According to Moss, “Poetry isn’t music, but it’s musical, and therefore what it’s really doing is taking language as meaning and language as music and doing something not ordinarily done—using both for another purpose. Poetry gets at the archaic and real non-verbal substance of the self through words.”

That statement holds for almost all poetry, which probes what it means to be human, exploring the human condition, the dense nuances of human emotions and experiences. Hix wants to go beyond that to place the human in an absolute context, how being human relates to all that is, to transcend the limitations in which all of us cope with our lives. We’re aware of only a fraction of the existence that immerses us. If ecology is the science of the relationships between organisms and their environments, Hix has created a poetical alternative to that science. He challenges himself by not only seeking to relate human functioning to the workings of the universe but also turning that quest into poems that enrich the contemplation. Moss says, “Language is in the unique position of being that medium through which experience is expressed and also of being an experience in itself.”

Each of the fifty poems in the collection has its origin in a theoretical quotation, in almost all cases from a scientist or philosophical thinker. These are collected at the beginning of the book and, if read one after the other, provide a sense of the multiple complexities the poems that follow attempt to connect to human existence. Hix has gathered these quotations from minds like those of Aristotle, Euclid, Bruno, Harvey, Hooke, Lyell, Darwin, Mendel, and Curie as sources.

For example, the 33rd poem, titled “The membrane between structured and structure,” comes from Jacques Monod, Chance and Necessity: “And the ultimate source of the project that living beings represent, pursue, and accomplish is revealed in this message — in this neat, exact, but essentially indecipherable text that primary structure constitutes.” The poem begins:

Looked down on from above, the river would meander,

but viewed horizontally from here on the rim

the slanting canyon walls look layered, interleaved,

as if multiplicity and distribution governed:

no one ultimacy, located in no one ultimate.


Goldfinches spill from one maple to pool in a next,

Sequential in flight before they regather.

Water striders bumper car across the pond.

Borers practice arcane cursive under lodgepole bark.

These lines fulfill Moss’s notion of language as music but go beyond getting “at the archaic and real non-verbal substance of the self through words” to get at the non-verbal substance of the human presence in the physical world, questing to decode the text of the primary structure—the ultimate—by deciphering the mystery of the arcane cursive.

After the unknown under the lodgepole bark, the poem turns to a human mystery, mortality and erasure in a photograph, most likely of six sisters whose names are known but not which name belongs to which woman. Someone in a later generation has painted—not neatly—colors of the dresses on the print. The poem closes with the speaker stepping back to see a patch of paintbrush flowers intimating their color and structure, but a structure that is only transitory.

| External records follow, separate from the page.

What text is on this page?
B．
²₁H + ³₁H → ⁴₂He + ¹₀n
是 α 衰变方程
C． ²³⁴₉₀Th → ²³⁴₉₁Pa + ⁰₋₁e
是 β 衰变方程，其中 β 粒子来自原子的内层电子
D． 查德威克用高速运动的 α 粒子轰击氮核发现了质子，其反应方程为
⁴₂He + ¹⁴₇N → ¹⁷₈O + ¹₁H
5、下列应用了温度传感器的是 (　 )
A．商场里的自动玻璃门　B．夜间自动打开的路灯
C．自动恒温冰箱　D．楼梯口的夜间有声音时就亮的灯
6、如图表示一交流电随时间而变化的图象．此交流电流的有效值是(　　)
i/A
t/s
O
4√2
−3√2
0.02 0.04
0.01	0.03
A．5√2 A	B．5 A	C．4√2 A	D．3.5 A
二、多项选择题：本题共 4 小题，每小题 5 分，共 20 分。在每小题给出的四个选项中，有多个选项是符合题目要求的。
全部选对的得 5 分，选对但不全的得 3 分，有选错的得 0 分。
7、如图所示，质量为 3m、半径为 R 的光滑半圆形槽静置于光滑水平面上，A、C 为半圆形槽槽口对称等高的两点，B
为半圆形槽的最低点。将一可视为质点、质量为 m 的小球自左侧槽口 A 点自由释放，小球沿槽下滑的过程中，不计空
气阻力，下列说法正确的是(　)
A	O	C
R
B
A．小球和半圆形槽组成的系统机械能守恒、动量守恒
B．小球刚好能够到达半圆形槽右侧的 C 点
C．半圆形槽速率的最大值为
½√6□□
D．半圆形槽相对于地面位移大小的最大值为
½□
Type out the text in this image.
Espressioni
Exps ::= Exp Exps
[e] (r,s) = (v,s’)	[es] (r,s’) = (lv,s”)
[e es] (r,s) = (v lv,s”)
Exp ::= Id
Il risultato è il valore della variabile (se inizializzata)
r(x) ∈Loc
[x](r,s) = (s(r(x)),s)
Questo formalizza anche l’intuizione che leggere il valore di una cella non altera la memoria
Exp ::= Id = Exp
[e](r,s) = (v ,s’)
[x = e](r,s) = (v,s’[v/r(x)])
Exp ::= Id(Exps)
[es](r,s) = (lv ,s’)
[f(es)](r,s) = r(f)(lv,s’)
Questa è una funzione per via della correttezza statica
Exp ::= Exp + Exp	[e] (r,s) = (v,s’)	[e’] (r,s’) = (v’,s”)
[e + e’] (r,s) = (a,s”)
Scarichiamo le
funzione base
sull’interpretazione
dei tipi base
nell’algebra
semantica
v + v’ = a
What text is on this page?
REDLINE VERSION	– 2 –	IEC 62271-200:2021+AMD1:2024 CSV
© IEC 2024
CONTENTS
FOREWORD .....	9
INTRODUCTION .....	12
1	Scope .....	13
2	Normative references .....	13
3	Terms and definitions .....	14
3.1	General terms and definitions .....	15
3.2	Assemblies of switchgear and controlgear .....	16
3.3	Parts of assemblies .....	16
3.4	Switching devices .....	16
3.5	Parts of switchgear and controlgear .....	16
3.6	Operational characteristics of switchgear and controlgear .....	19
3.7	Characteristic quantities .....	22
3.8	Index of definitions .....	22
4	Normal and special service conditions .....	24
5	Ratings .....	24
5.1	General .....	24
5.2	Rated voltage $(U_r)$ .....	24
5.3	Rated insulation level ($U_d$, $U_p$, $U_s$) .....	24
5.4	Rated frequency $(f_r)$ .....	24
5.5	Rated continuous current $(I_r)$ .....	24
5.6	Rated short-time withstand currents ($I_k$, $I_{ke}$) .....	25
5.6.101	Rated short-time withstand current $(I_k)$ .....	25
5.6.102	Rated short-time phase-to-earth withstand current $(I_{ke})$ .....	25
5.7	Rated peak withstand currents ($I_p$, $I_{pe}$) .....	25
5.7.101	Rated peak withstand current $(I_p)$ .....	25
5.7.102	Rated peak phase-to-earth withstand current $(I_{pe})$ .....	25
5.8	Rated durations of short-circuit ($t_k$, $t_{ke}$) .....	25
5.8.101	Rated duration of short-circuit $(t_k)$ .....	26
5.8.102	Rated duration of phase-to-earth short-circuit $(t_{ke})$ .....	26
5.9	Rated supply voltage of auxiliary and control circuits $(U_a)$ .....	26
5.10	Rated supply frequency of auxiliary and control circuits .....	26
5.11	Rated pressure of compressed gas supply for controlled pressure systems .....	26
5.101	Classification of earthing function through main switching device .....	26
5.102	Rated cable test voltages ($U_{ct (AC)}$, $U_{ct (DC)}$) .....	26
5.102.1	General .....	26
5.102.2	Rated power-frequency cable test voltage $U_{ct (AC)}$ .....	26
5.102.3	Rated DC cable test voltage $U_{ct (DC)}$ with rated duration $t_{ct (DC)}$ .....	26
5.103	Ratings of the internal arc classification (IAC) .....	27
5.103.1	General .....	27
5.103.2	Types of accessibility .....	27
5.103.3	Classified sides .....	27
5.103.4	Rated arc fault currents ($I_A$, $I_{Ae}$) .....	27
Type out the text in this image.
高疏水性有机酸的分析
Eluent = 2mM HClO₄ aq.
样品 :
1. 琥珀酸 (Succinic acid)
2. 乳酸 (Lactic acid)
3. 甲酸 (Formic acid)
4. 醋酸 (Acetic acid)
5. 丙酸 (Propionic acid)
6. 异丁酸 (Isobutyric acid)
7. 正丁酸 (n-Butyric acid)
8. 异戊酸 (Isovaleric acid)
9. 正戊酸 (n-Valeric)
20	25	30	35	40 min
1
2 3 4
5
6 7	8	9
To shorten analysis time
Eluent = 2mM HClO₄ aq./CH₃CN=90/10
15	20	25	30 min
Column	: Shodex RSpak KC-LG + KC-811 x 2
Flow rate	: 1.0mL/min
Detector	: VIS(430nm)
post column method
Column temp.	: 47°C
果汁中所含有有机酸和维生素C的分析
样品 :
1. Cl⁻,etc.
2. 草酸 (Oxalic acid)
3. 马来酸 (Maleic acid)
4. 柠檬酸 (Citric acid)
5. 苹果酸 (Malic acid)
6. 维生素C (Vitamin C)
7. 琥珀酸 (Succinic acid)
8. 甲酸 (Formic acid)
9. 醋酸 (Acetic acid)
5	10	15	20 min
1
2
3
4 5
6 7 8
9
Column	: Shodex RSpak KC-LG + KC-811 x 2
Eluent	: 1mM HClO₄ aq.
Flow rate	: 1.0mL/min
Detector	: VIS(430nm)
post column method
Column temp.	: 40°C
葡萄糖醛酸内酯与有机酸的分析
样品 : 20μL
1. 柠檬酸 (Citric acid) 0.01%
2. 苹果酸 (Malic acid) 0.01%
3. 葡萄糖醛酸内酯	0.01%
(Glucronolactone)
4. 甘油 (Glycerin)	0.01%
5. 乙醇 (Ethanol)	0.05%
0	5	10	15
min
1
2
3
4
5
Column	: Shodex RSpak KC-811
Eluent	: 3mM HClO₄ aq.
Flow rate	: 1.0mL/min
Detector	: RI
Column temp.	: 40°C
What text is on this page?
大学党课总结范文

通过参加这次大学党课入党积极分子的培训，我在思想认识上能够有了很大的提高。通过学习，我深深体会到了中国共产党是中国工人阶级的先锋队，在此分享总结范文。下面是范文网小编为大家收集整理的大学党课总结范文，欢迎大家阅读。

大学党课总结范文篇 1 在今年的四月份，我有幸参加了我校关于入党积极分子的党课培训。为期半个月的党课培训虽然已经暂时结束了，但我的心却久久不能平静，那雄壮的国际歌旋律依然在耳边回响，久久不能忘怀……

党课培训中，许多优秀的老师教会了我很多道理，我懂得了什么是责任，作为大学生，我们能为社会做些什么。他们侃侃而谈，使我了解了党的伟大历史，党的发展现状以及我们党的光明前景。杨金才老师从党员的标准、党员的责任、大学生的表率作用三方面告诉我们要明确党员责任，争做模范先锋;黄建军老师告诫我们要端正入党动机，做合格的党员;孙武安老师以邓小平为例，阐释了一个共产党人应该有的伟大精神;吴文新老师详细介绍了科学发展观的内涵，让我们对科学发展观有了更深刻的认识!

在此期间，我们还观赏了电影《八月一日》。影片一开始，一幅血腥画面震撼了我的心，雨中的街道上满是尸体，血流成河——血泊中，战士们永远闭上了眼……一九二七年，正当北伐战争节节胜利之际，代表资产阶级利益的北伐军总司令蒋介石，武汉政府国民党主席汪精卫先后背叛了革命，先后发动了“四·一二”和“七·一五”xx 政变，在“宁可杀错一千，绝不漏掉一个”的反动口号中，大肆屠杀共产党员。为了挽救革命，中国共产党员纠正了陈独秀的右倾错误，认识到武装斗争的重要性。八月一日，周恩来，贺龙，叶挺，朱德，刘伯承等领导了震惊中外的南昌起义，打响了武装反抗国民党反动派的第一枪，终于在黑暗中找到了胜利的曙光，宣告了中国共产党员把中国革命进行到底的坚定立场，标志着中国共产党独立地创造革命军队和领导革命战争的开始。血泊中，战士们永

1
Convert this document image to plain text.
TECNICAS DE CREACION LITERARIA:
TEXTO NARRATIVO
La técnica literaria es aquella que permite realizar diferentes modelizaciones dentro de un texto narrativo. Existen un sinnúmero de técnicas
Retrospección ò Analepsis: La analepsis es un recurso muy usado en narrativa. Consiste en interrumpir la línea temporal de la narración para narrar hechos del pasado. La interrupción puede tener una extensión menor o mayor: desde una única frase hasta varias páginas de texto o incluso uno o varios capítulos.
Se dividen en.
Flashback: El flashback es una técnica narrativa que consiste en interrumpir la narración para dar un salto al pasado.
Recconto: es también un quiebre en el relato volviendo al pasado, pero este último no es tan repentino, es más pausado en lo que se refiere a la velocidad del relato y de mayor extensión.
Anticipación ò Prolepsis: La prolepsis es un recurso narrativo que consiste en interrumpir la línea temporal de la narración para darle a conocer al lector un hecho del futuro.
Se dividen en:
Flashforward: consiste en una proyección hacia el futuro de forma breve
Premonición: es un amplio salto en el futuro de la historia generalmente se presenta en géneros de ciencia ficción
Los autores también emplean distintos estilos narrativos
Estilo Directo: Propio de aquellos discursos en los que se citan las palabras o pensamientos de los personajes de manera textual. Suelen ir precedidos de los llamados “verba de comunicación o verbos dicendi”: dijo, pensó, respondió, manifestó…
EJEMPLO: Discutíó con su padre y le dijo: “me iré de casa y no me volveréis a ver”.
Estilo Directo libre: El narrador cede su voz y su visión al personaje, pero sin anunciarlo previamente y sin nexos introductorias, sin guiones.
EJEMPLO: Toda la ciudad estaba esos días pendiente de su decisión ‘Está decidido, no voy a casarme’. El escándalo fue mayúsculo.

“Arcane” serves as an essential word for the pursuits of this collection, the hope that each poem will illuminate its source quotation with a realization that weds the human experience to the abstract understanding. Yet, while we are enveloped by the details of rich evidence, we never connect with the ultimate. As Hix writes; “The experience escaped me, but I offer this report. / The truth escaped, but left a trail of evidence.”

The poems speak to this limitation to reaching the goal of the trail, as in the concluding lines of “Subject to contest, but not to appeal”: “I speak of what we forfeit to our urge to rise, under a sky / with high and higher but no highest, what we surrender to our urge / to descend deep and deeper into what delivers no deepest.”

“How my body frays” opens with these lines:

I’ve tried in this account to correlate

outside with inside, environment with organism,

reference with sense, body with soul,

but it’s exhausting to be exhaustive, and I’ve left out

a lot so far …

And these are the final lines of the last poem in the collection: “The whole system’s hum makes this my singing a being sung. / My one location marks my absence from all others. / Those tanagers tell my coming unstructured.”

Despite the music of these poems, whatever voice is singing the words and rhythms, they only hint at the substance of the ultimate location. Yet in their perhaps impossible quest they are fulfilled as poetry.